И Павел, заправлял бензином чуть поржавевший и с облупленной зеленой краской бак, подключал черный шланг и побыстрее, будучи теперь в каком-то остервенении движения, дергал веревку своего руль мотора, а тот своим ровным, а может и захлебывающемся в воде выхлопом ему только своим рокотом и говорил:
– Поехали!
– Поехали и побыстрее отсюда!
И тогда, эта водная зеркальная гладь его Тылгаваяма, будучи мгновенно, разрезанной килем его лодки «Казанки», им латанной и перелатанной шла волною до берега, чтобы отразившись от левого берега вернуться к тому, правому берегу, где уже почти триста лет и стояло его и то килпалинское, их только двоих здешних художников село Хаилино.
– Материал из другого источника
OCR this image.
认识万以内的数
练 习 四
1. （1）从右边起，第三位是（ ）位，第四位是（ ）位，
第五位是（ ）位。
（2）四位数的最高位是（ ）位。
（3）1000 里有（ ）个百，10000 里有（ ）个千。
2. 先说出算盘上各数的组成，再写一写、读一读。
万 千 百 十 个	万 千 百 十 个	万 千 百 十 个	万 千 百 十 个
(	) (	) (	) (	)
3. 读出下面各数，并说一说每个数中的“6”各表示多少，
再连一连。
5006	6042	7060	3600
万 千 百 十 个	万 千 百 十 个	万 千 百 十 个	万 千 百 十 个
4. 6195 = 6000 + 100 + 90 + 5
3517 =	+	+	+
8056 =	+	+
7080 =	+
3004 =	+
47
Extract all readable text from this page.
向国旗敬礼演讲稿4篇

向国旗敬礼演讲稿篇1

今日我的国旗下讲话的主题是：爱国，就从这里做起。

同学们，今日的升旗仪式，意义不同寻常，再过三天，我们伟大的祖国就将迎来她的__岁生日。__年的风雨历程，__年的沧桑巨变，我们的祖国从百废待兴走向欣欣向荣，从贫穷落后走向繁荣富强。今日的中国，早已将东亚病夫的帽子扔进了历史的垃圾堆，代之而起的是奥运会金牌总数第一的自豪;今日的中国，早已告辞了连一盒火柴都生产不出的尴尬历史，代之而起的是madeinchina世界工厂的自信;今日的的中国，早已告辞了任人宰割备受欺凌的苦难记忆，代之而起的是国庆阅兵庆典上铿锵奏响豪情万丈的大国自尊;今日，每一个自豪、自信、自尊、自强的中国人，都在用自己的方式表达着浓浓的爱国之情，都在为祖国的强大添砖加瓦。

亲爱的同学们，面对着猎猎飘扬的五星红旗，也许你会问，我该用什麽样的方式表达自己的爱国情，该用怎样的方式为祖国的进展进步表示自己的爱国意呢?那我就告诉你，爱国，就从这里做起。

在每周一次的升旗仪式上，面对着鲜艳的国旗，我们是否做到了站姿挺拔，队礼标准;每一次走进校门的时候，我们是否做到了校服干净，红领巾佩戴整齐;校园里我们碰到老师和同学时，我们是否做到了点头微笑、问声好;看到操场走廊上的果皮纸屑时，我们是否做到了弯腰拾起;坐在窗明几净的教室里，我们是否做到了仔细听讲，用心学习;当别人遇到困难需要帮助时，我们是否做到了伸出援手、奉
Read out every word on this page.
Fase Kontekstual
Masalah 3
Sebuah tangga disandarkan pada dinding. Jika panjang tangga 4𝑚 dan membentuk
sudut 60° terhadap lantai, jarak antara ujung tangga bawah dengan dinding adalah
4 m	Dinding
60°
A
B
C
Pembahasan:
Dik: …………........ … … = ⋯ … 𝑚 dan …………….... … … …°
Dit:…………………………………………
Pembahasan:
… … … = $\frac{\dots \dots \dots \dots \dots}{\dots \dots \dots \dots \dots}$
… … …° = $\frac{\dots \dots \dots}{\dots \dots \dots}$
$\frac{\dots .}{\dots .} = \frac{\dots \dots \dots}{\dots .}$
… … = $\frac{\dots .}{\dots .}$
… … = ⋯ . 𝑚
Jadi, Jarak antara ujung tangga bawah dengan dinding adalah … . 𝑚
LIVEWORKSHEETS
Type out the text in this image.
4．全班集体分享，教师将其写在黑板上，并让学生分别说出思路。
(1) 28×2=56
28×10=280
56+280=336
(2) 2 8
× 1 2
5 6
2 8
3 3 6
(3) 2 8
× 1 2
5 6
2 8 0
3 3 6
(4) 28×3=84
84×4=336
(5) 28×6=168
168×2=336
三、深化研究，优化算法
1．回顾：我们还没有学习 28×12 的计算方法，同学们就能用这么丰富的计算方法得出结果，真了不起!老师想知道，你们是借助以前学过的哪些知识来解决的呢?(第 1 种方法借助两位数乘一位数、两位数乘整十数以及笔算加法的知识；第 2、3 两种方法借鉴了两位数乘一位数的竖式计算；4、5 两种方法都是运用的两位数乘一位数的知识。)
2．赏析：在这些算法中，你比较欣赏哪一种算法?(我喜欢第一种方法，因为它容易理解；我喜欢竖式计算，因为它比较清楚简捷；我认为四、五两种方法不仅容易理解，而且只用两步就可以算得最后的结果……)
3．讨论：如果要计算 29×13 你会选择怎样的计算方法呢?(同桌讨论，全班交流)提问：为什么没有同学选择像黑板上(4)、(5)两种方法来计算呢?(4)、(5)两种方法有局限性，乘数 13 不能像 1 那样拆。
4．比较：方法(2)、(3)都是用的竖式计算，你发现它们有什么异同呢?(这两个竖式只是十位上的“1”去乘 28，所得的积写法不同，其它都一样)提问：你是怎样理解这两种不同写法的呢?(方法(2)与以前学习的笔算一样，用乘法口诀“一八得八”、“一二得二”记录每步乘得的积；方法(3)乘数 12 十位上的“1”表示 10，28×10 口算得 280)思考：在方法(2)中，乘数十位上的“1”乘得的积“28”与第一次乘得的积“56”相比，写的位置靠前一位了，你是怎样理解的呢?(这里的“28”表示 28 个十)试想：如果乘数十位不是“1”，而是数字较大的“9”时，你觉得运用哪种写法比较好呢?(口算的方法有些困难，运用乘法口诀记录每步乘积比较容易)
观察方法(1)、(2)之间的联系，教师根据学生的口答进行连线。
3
И уже буквально через пять минут через правое плечо на очередном повороте и на излучине, оглянувшись, он не видел своего родного села и даже, он не видел дымков из труб тех родных ему домов, где друзья, где остались теперь сказочные девушки-мухоморы, снящиеся по ночам и будоражащие всё его воображение, а слышал он только отраженный от стены прибрежного высокого леса шум своего мотора:
– Ру-Ры-Ру-у-у!
– Ру-Ры-Ру-у-у!, когда он ручку акселератора и газа вдавливал до самого до отказа и нос его лодки поднимался так высоко, что казалось еще мгновение и его лодчонка, не так и нагруженная его скарбом вот-вот здесь на раз опрокинется. И тогда он сбрасывал свой газ, так как высилась стена обрыва, и был очередной поворот, и был очередной мелкий перекат из галечника и из песка, и его надо было проходить осторожно, и присматриваясь к береговому течению.
– Поехали!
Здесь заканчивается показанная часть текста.